Matter of Enriquez v. New York State Div. of Hous. & Community Renewal

Matter of Enriquez v New York State Div. of Hous. & Community Renewal (2018 NY Slip Op 07353)
Matter of Enriquez v New York State Div. of Hous. & Community Renewal
2018 NY Slip Op 07353
Decided on November 1, 2018
Appellate Division, First Department
Published by New York State Law Reporting Bureau pursuant to Judiciary Law § 431.
This opinion is uncorrected and subject to revision before publication in the Official Reports.


Decided on November 1, 2018
Renwick, J.P., Richter, Manzanet-Daniels, Gische, Tom, JJ.

7531 101924/16

[*1]In re Angelica Uribe Enriquez, Petitioner-Respondent-Appellant,

v

New York State Division of Housing and Community Renewal, Respondent-Appellant-Respondent.




Mark F. Palomino, New York State Division of Housing and Community Renewal, New York (Eu Ting-Zambuto of counsel), for appellant-respondent.

Northern Manhattan Improvement Corp. Legal Services, New York (Matthew J. Chachère of counsel), for respondent-appellant.



Order and judgment (one paper), Supreme Court, New York County (Arlene P. Bluth, J.), entered August 9, 2017, which granted the petition to annul respondent's (DHCR) final determination, dated September 26, 2016, denying the petition for administrative review of a rent overcharge order, to the extent of vacating the determination and remanding the proceeding brought pursuant to CPLR article 78 for a new determination, unanimously reversed, on the law, without costs, the determination reinstated, the petition denied, and the proceeding dismissed.

DHCR correctly calculated the legal regulated rent by taking the base rent (as of four years before the rent overcharge petition) and adding thereto all "subsequent lawful increases and adjustments" (Rent Stabilization Code [9 NYCRR] § 2526.1[a][3][i]). Contrary to the court's finding, the subject rent registration statements were "proper" within the meaning of Rent Stabilization Law (RSL) (Administrative Code of City of NY) § 26-517(e). That provision requires landlords to "file a proper and timely initial or annual rent registration statement," which means a statement of the "rent charged on the registration date" (id. § 26-517[a]), or "current rent" (id. § 26-517[f]), rather than the technically legally collectible rent (see Dodd v 98 Riverside Dr., LLC, 2012 NY Slip Op 31653[U], *4 [Sup Ct, NY County 2012]). The rent registration statements recorded the actual amount of rent charged to the tenant and were not the product of fraudulent leases or otherwise legal "nullities" (see Bradbury v 342 W. 30th St.

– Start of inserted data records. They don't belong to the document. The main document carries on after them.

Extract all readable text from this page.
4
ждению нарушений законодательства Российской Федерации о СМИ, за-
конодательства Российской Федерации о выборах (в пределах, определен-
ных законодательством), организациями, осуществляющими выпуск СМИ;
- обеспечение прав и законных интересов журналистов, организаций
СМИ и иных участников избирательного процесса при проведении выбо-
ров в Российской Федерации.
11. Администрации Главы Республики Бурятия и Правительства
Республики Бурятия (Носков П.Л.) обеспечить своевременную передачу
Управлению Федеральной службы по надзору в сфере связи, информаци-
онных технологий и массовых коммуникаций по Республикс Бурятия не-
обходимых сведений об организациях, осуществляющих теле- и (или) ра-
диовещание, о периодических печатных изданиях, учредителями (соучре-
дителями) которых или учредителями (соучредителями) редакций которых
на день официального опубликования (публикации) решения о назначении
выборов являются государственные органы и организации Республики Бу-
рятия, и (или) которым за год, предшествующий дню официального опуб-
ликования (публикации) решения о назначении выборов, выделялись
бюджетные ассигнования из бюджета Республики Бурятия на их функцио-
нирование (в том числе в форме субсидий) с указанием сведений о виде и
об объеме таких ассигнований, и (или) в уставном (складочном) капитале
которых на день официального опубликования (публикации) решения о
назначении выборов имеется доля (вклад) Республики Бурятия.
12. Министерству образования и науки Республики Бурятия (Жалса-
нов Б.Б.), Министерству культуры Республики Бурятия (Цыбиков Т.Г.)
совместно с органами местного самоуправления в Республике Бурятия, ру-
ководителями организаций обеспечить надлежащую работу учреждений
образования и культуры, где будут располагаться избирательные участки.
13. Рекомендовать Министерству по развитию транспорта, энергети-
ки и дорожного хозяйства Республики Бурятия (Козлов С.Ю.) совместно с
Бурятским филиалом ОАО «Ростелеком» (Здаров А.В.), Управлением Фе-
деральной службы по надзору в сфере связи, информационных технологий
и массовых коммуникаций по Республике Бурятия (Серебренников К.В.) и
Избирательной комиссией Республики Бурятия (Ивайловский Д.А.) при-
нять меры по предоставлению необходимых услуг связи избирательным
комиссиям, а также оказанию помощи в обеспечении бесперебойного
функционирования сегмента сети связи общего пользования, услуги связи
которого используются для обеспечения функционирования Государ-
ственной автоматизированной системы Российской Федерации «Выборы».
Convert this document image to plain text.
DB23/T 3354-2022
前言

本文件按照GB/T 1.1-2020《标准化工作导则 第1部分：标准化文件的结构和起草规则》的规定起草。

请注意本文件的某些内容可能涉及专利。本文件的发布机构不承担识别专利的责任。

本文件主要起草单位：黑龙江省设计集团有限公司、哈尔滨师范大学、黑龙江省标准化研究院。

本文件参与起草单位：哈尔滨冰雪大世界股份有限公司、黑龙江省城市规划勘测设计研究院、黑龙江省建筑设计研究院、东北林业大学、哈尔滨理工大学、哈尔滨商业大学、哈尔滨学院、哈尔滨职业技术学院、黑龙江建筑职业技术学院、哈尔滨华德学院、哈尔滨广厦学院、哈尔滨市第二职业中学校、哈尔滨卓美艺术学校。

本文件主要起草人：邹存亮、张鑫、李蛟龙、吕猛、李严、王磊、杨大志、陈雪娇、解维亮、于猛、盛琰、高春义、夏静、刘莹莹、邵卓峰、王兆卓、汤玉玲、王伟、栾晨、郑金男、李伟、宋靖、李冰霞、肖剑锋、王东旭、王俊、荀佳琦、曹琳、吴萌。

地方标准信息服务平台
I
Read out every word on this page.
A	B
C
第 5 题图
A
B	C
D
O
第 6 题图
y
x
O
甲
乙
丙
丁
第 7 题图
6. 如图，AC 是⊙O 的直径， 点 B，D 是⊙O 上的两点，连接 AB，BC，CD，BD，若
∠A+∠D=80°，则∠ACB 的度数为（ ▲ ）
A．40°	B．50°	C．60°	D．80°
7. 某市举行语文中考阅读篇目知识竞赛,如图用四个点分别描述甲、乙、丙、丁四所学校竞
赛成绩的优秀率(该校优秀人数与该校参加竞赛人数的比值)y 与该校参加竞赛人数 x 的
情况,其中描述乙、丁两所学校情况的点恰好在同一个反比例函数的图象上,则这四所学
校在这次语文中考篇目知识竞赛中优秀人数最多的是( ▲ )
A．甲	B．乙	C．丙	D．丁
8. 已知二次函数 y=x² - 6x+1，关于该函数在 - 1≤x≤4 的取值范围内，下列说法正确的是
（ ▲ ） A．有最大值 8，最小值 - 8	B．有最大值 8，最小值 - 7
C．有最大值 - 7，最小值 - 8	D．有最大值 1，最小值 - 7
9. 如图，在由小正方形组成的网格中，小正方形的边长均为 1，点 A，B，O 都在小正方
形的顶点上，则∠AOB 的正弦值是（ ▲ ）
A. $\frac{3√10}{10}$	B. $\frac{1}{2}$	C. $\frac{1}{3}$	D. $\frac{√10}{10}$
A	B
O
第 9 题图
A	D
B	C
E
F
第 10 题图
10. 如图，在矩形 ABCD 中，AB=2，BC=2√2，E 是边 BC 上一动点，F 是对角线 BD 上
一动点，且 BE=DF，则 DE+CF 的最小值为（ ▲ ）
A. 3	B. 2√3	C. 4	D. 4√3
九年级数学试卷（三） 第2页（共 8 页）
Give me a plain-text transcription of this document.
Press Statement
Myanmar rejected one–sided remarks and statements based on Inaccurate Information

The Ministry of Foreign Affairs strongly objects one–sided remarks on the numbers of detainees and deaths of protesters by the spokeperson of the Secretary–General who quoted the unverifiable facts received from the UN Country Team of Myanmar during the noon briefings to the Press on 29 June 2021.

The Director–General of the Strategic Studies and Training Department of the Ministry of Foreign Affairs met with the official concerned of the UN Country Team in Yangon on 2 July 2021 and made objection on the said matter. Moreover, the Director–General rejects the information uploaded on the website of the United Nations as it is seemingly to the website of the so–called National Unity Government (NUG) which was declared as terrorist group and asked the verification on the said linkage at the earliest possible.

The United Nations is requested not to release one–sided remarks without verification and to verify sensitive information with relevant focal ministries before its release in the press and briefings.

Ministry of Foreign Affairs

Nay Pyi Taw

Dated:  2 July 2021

Corp., 84 AD3d 681, 683-684 [1st Dept 2011]; Jazilek v Abart Holdings, LLC, 72 AD3d 529, 531 [1st Dept 2010]).

Supreme Court erred in sua sponte directing that, on remand, DHCR could "revisit" its finding of willfulness, because this issue was not raised at the agency level (see Matter of Hughes v Suffolk County Dept. of Civ. Serv., 74 NY2d 833 [1989]). Nor, in any event, did the landlord adduce sufficient evidence before the

agency to rebut the statutory presumption of willfulness (see RSL § 26-516[a]; Draper v Georgia Props., 230 AD2d 455, 460 [1st Dept 1997], affd 94 NY2d 809 [1999]).

THIS CONSTITUTES THE DECISION AND ORDER

OF THE SUPREME COURT, APPELLATE DIVISION, FIRST DEPARTMENT.